Indications for: ALTAVERA
1 tab daily for 28 days; repeat.
Pre-menarchal: not applicable.
Thrombophlebitis or thromboembolic disorders. Cerebrovascular or coronary artery disease. Valvular heart disease with thrombogenic complications. Uncontrolled hypertension. Diabetes with vascular involvement. Headaches with focal neurological symptoms. Major surgery with prolonged immobilization. Cholestatic jaundice of pregnancy or jaundice with prior pill use. Breast or other estrogen or progestin-sensitive neoplasms. Hepatic disease or tumors. Undiagnosed abnormal uterine bleeding. Pregnancy (Cat.X).
Cigarette smoking increases risk of serious cardiovascular events.

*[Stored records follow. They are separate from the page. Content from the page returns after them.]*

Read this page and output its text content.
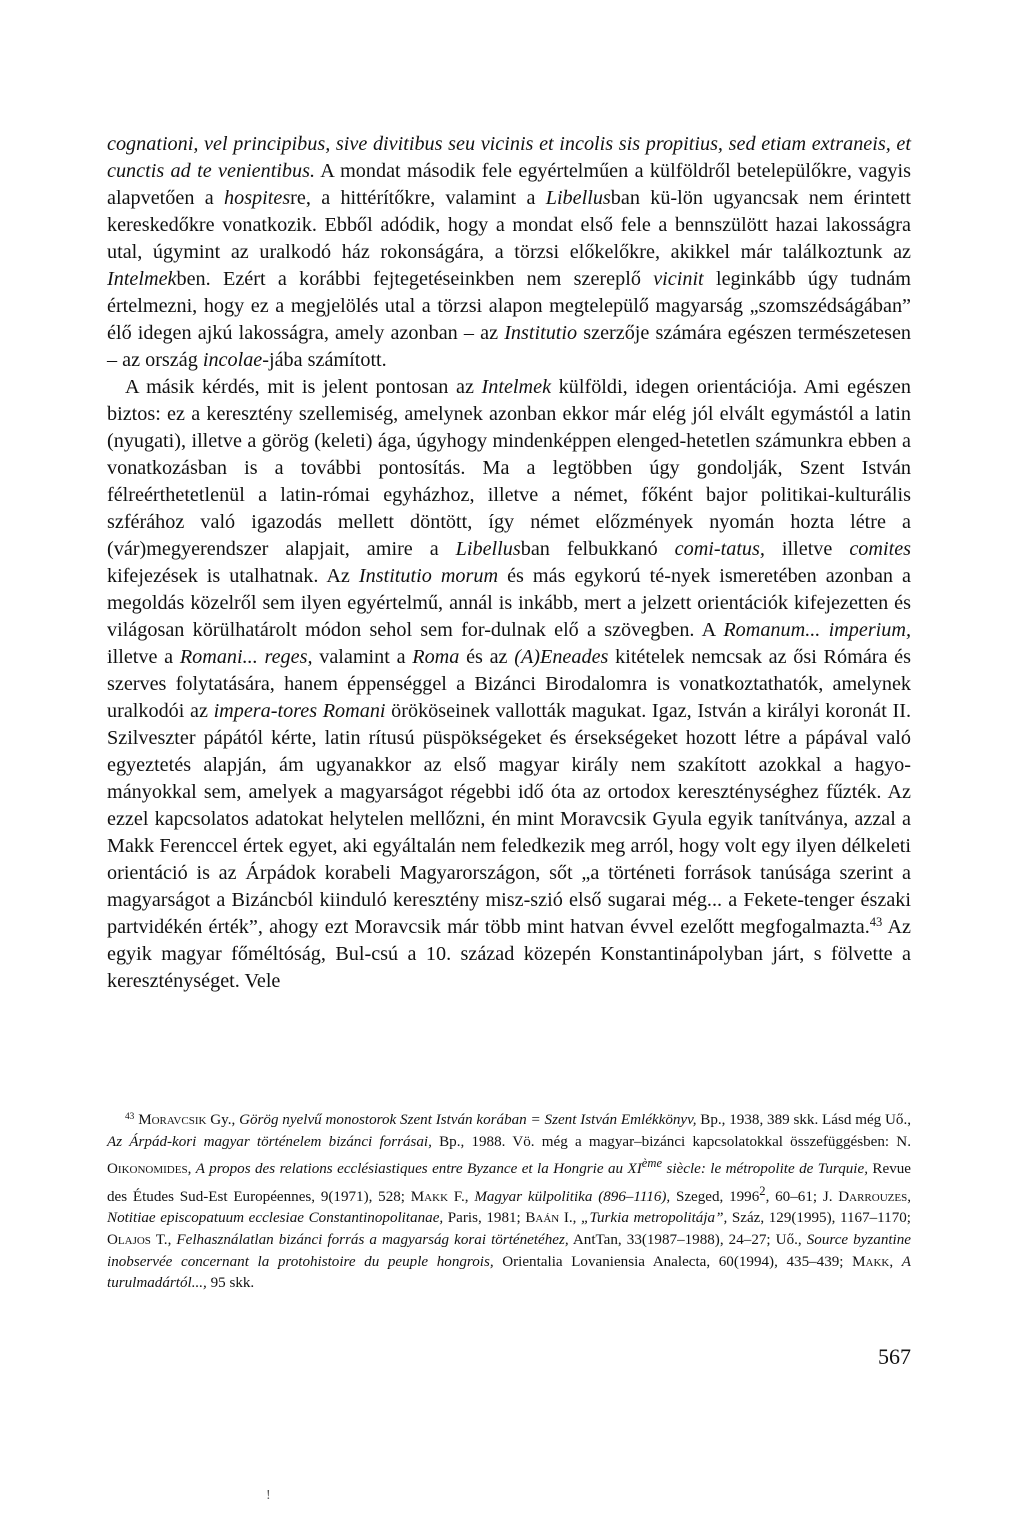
cognationi, vel principibus, sive divitibus seu vicinis et incolis sis propitius, sed etiam extraneis, et cunctis ad te venientibus. A mondat második fele egyértelműen a külföldről betelepülőkre, vagyis alapvetően a hospitesre, a hittérítőkre, valamint a Libellusban kü-lön ugyancsak nem érintett kereskedőkre vonatkozik. Ebből adódik, hogy a mondat első fele a bennszülött hazai lakosságra utal, úgymint az uralkodó ház rokonságára, a törzsi előkelőkre, akikkel már találkoztunk az Intelmekben. Ezért a korábbi fejtegetéseinkben nem szereplő vicinit leginkább úgy tudnám értelmezni, hogy ez a megjelölés utal a törzsi alapon megtelepülő magyarság „szomszédságában” élő idegen ajkú lakosságra, amely azonban – az Institutio szerzője számára egészen természetesen – az ország incolae-jába számított.

A másik kérdés, mit is jelent pontosan az Intelmek külföldi, idegen orientációja. Ami egészen biztos: ez a keresztény szellemiség, amelynek azonban ekkor már elég jól elvált egymástól a latin (nyugati), illetve a görög (keleti) ága, úgyhogy mindenképpen elenged-hetetlen számunkra ebben a vonatkozásban is a további pontosítás. Ma a legtöbben úgy gondolják, Szent István félreérthetetlenül a latin-római egyházhoz, illetve a német, főként bajor politikai-kulturális szférához való igazodás mellett döntött, így német előzmények nyomán hozta létre a (vár)megyerendszer alapjait, amire a Libellusban felbukkanó comi-tatus, illetve comites kifejezések is utalhatnak. Az Institutio morum és más egykorú té-nyek ismeretében azonban a megoldás közelről sem ilyen egyértelmű, annál is inkább, mert a jelzett orientációk kifejezetten és világosan körülhatárolt módon sehol sem for-dulnak elő a szövegben. A Romanum... imperium, illetve a Romani... reges, valamint a Roma és az (A)Eneades kitételek nemcsak az ősi Rómára és szerves folytatására, hanem éppenséggel a Bizánci Birodalomra is vonatkoztathatók, amelynek uralkodói az impera-tores Romani örököseinek vallották magukat. Igaz, István a királyi koronát II. Szilveszter pápától kérte, latin rítusú püspökségeket és érsekségeket hozott létre a pápával való egyeztetés alapján, ám ugyanakkor az első magyar király nem szakított azokkal a hagyo-mányokkal sem, amelyek a magyarságot régebbi idő óta az ortodox kereszténységhez fűzték. Az ezzel kapcsolatos adatokat helytelen mellőzni, én mint Moravcsik Gyula egyik tanítványa, azzal a Makk Ferenccel értek egyet, aki egyáltalán nem feledkezik meg arról, hogy volt egy ilyen délkeleti orientáció is az Árpádok korabeli Magyarországon, sőt „a történeti források tanúsága szerint a magyarságot a Bizáncból kiinduló keresztény misz-szió első sugarai még... a Fekete-tenger északi partvidékén érték”, ahogy ezt Moravcsik már több mint hatvan évvel ezelőtt megfogalmazta.$^{43}$ Az egyik magyar főméltóság, Bul-csú a 10. század közepén Konstantinápolyban járt, s fölvette a kereszténységet. Vele

$^{43}$ Moravcsik Gy., Görög nyelvű monostorok Szent István korában = Szent István Emlékkönyv, Bp., 1938, 389 skk. Lásd még Uő., Az Árpád-kori magyar történelem bizánci forrásai, Bp., 1988. Vö. még a magyar–bizánci kapcsolatokkal összefüggésben: N. Oikonomides, A propos des relations ecclésiastiques entre Byzance et la Hongrie au XIème siècle: le métropolite de Turquie, Revue des Études Sud-Est Européennes, 9(1971), 528; Makk F., Magyar külpolitika (896–1116), Szeged, 1996$^2$, 60–61; J. Darrouzes, Notitiae episcopatuum ecclesiae Constantinopolitanae, Paris, 1981; Baán I., „Turkia metropolitája”, Száz, 129(1995), 1167–1170; Olajos T., Felhasználatlan bizánci forrás a magyarság korai történetéhez, AntTan, 33(1987–1988), 24–27; Uő., Source byzantine inobservée concernant la protohistoire du peuple hongrois, Orientalia Lovaniensia Analecta, 60(1994), 435–439; Makk, A turulmadártól..., 95 skk.

567
!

Increased risk of cardiovascular events (eg, MI, stroke, VTE). Smokers >35yrs of age. Discontinue if thrombotic event, unexplained visual changes, or jaundice occurs, and at least 4 weeks before through 2 weeks after surgery associated with increased risk of thromboembolism. Gallbladder disease. Diabetes. Prediabetes. Uncontrolled dyslipidemias. Hypertriglyceridemia. Pregnancy-related cholestasis. Depression. Evaluate significant changes in headaches, irregular uterine bleeding, amenorrhea. Hypertension: monitor BP. Do regular complete physical exams. Nursing mothers: not recommended.
Progestin + estrogen.
May be antagonized by CYP3A4 or other enzyme inducers (eg, barbiturates, bosentan, carbamazepine, felbamate, griseofulvin, oxcarbazepine, phenytoin, rifampin, St. John’s wort, topiramate); use backup contraception. May be affected by protease inhibitors, NNRTIs, atorvastatin, acetaminophen, ascorbic acid, itraconazole, ketoconazole. May antagonize lamotrigine. May affect laboratory tests (eg, coagulation factors, lipids, glucose tolerance, binding proteins). May need dose adjustment of thyroid hormones.
Headache, nausea, vomiting, bleeding irregularities, dysmenorrhea, weight change, mastodynia, acne, abdominal pain, anxiety, depression; angioedema, chloasma, others (see full labeling).